Herbert Crook

Personal information
- Born: July 26, 1965 (age 61) Louisville, Kentucky, U.S.
- Listed height: 6 ft 7 in (2.01 m)
- Listed weight: 210 lb (95 kg)

Career information
- High school: Eastern (Louisville, Kentucky)
- College: Louisville (1984–1988)
- NBA draft: 1988: 3rd round, 61st overall pick
- Drafted by: Indiana Pacers
- Playing career: 1988–1999
- Position: Small forward

Career history
- 1988: Quad City Thunder
- 1988–1989: La Crosse Catbirds
- 1989: Grand Rapids Hoops
- 1990: Leuven
- 1990: Tulsa Fast Breakers
- 1991–1992: HNMKY
- 1994–1995: HoNsU
- 1996: HNMKY
- 1996: HoNsU
- 1998-1999: Atomics Brussels

Career highlights
- Korisliiga champion (1992); Korisliiga scoring leader (1992); Korisliiga rebounding leader (1992); NCAA champion (1986); Metro Conference Player of the Year (1987); First-team All-Metro Conference (1987); Second-team All-Metro Conference (1988);
- Stats at Basketball Reference

= Herbert Crook =

American basketball player (born 1965)

Herbert Crook (born July 26, 1965) is an American former basketball player. He was a standout at the University of Louisville. He was a starter on the Cardinals' 1986 national championship team and was Metro Conference player of the year as a junior.

==College career==
Crook, a 6'7" forward from Louisville, Kentucky and attended Westport High School during his freshman year and then to Eastern High School. He played at Louisville for Hall of Fame coach Denny Crum. Crook was a three-year starter, and played for Louisville's national championship team in 1986, averaging 11.8 points and 6.5 assists that year. As a junior, Crook was named Metro Conference player of the year after 16.1 points, 6.5 rebounds and 3.4 assists per game.
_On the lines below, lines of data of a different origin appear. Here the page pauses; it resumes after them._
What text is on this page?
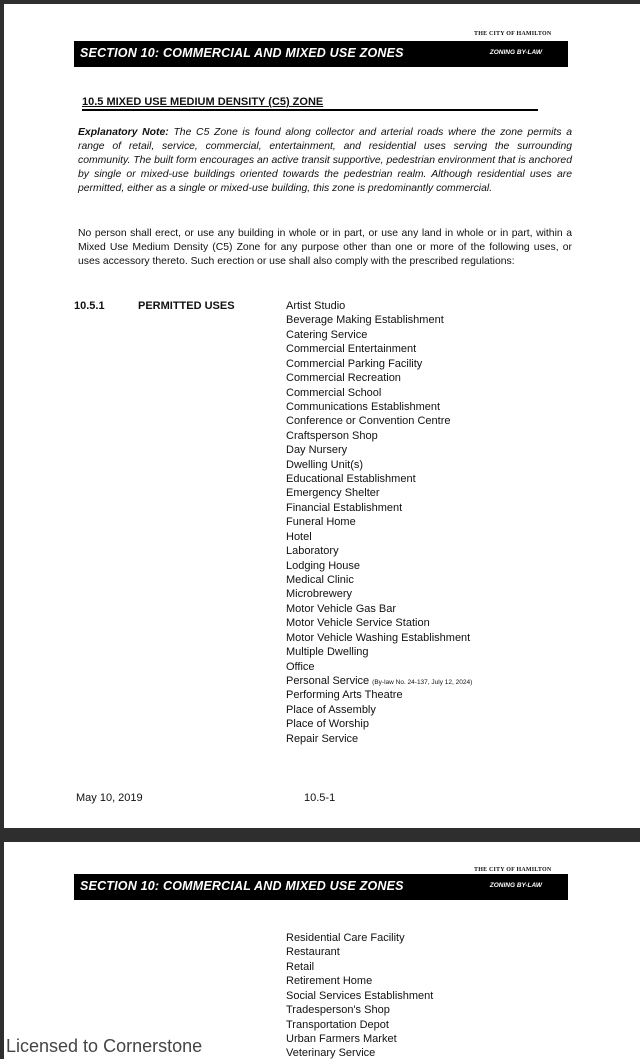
THE CITY OF HAMILTON
SECTION 10: COMMERCIAL AND MIXED USE ZONES	ZONING BY-LAW
10.5 MIXED USE MEDIUM DENSITY (C5) ZONE

Explanatory Note: The C5 Zone is found along collector and arterial roads where the zone permits a range of retail, service, commercial, entertainment, and residential uses serving the surrounding community. The built form encourages an active transit supportive, pedestrian environment that is anchored by single or mixed-use buildings oriented towards the pedestrian realm. Although residential uses are permitted, either as a single or mixed-use building, this zone is predominantly commercial.

No person shall erect, or use any building in whole or in part, or use any land in whole or in part, within a Mixed Use Medium Density (C5) Zone for any purpose other than one or more of the following uses, or uses accessory thereto. Such erection or use shall also comply with the prescribed regulations:

10.5.1	PERMITTED USES	Artist Studio
Beverage Making Establishment
Catering Service
Commercial Entertainment
Commercial Parking Facility
Commercial Recreation
Commercial School
Communications Establishment
Conference or Convention Centre
Craftsperson Shop
Day Nursery
Dwelling Unit(s)
Educational Establishment
Emergency Shelter
Financial Establishment
Funeral Home
Hotel
Laboratory
Lodging House
Medical Clinic
Microbrewery
Motor Vehicle Gas Bar
Motor Vehicle Service Station
Motor Vehicle Washing Establishment
Multiple Dwelling
Office
Personal Service (By-law No. 24-137, July 12, 2024)
Performing Arts Theatre
Place of Assembly
Place of Worship
Repair Service
May 10, 2019	10.5-1
THE CITY OF HAMILTON
SECTION 10: COMMERCIAL AND MIXED USE ZONES	ZONING BY-LAW
Residential Care Facility
Restaurant
Retail
Retirement Home
Social Services Establishment
Tradesperson's Shop
Transportation Depot
Urban Farmers Market
Veterinary Service
Licensed to Cornerstone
Crook finished his career in the University of Louisville top ten in a number of career statistical categories, including points, rebounds, minutes played, games played, field goals, free throws and free throw attempts.

==Professional career==
Following the completion of his college career, Crook was drafted by the Indiana Pacers in the third round (61st pick) of the 1988 NBA draft. However, Crook never played in the NBA. Crook did play two seasons in the Continental Basketball Association. He averaged 11.7 points and 6.4 rebounds over 56 games with four different teams. He played four seasons in the Finnish Korisliiga, averaging 27.0 points and 10.6 rebounds in 112 games. He won the Korisliiga championship in 1992 and led the league in scoring and rebounds the same year.